Saturday, October 6, 2012

More Reactions to Paul Kincaid

Paul Kincaid's comments on the state of science fiction in last month's L.A. Review of Books is still sending out ripples through the critical universe.

Some of these ripples appear in a lengthy two-part interview Kincaid gave the site Nerds of a Feather Flock Together, in which he clarifies and elaborates some of the ideas he presented in that article regarding science fiction's crises of "ideas" (the lack of engagement with the genre's actual possibilities), "identity" (the tendency to write science fiction as fantasy to avoid science fiction-al rigor, or write fantasy sans the fantastic) and "confidence" (as writers eschew real exploration of their worlds).

Two other pieces seem especially worthy of mention.

One is Jonathan McCalmont's response to Kincaid's recent writing in "Cowardice, Laziness and Irony: How Science Fiction Lost The Future." There is much that I agree with here. (McCalmont's comments on the genre's refusal to take anything seriously, its tendency to push buttons without taking a coherent intellectual position, the unwillingness or inability to imagine serious alternatives, are all very much on the mark. So too his remarks regarding the attitude of the genre's "gatekeepers" toward the type of debate Kincaid has started.) There is also much that I disagree with. (His take on steampunk's appeal seems to me representative of only a part of that subgenre, and his readings of the Enlightenment idea of a universal subject, and of identity politics, differ substantially from my own.) But I found all of it worthwhile - and the same goes for the lengthier-than-usual comments thread following from it (thirty-nine posts, some quite long, at the time of this writing, with Pat Cadigan and Jeff Vandermeer among those who have dropped by to offer their thoughts).
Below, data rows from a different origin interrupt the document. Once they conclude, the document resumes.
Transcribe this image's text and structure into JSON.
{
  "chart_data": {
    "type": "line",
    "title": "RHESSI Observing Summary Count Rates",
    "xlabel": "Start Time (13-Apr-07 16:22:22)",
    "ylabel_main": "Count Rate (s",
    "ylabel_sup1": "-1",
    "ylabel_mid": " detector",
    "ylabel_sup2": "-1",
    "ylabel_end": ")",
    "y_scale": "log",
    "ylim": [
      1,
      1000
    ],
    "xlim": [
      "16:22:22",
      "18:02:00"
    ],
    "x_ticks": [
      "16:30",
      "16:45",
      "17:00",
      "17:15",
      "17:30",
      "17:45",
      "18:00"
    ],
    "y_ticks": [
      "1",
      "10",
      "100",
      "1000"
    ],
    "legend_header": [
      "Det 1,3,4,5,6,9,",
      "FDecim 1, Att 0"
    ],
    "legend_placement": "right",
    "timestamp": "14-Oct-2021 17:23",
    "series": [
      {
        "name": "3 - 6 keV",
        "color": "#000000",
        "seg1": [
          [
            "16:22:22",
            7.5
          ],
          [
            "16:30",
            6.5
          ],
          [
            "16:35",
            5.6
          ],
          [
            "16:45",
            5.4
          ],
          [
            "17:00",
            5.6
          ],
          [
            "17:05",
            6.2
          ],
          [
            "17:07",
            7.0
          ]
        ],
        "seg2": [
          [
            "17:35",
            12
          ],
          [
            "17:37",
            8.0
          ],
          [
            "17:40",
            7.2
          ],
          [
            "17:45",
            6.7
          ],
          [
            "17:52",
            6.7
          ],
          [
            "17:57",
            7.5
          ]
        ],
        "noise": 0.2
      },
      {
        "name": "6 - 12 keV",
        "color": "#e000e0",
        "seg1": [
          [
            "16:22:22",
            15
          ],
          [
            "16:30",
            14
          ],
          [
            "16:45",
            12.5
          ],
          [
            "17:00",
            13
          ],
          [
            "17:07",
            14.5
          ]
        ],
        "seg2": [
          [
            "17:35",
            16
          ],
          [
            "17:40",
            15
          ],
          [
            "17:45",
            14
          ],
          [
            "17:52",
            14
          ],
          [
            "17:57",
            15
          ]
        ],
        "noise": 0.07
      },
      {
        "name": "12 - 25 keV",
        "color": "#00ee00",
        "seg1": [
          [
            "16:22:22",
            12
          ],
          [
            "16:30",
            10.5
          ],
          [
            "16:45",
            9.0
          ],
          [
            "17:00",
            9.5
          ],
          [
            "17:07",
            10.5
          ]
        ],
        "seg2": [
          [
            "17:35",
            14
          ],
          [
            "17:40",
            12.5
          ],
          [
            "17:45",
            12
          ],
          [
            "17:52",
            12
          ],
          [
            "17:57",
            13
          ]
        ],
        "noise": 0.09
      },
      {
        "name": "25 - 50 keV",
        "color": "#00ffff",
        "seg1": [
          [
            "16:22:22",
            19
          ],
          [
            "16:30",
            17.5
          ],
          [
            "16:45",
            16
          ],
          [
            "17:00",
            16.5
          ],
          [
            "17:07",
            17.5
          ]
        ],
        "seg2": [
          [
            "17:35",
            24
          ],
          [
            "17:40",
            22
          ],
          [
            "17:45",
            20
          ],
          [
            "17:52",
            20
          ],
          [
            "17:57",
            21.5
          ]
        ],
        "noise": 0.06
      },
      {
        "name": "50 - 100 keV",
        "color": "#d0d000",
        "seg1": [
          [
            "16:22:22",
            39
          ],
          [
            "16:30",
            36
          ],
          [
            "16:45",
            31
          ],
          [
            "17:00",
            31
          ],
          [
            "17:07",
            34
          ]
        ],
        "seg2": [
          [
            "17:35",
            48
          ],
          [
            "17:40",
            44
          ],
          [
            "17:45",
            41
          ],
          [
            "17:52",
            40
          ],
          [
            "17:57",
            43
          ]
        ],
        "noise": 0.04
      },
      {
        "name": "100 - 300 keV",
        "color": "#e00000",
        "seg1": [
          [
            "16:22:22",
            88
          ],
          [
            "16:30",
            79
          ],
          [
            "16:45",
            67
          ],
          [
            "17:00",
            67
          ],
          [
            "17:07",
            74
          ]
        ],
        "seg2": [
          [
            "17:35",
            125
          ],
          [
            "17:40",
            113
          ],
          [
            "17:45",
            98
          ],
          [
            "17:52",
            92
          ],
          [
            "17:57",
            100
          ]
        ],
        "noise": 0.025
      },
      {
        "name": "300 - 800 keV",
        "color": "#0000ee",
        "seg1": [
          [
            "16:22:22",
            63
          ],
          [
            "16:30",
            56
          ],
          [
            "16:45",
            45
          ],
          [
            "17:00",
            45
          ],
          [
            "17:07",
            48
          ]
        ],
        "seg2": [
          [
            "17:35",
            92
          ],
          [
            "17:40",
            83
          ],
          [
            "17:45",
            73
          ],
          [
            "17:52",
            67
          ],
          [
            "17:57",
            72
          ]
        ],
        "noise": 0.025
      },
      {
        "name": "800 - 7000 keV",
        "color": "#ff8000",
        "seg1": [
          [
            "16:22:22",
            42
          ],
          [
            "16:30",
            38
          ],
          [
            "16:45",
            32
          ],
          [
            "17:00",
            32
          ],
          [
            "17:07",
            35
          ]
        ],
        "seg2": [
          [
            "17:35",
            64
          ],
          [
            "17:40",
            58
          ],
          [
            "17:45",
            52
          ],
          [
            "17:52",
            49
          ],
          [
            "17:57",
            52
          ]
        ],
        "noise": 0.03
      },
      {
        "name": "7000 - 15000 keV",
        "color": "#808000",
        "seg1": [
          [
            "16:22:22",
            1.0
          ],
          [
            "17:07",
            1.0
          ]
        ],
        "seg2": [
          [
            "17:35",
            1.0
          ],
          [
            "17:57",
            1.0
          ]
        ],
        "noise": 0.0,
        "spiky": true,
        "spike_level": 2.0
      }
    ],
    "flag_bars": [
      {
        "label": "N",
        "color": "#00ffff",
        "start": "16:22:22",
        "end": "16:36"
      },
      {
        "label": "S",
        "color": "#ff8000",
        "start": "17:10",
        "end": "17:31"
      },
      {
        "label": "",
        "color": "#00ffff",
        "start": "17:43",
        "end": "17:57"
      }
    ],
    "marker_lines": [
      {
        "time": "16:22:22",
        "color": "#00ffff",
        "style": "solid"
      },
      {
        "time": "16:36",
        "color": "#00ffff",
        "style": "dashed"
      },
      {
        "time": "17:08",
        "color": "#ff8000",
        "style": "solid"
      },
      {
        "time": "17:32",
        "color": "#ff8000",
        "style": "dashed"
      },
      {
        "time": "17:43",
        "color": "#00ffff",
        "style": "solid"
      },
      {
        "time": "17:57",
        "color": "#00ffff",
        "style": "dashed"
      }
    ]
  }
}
The other, rather shorter, reply that caught my eye is M. John Harrison's "Pink Slime Fiction," in which he memorably sums up Kincaid's reading of the genre's prevailing pattern as
the intense commodification of ideas & styles evacuated of their original meaning & impact, an apparently deliberate industrialisation of the commonplace & worn out.
Kincaid, when asked for a prognosis, suggested in the interview that the genre seems to be "going through one of its phases of being inward looking, repeating itself rather than reinventing itself." McCalmont and Harrison, too, have some hope of the field's recovery, and all three can point to recent work in the field they have enjoyed, but as McCalmont's analysis demonstrates explicitly and at length, some of the problems of the genre appear to be not just genre problems, but problems broadly and deeply rooted in the cultural moment.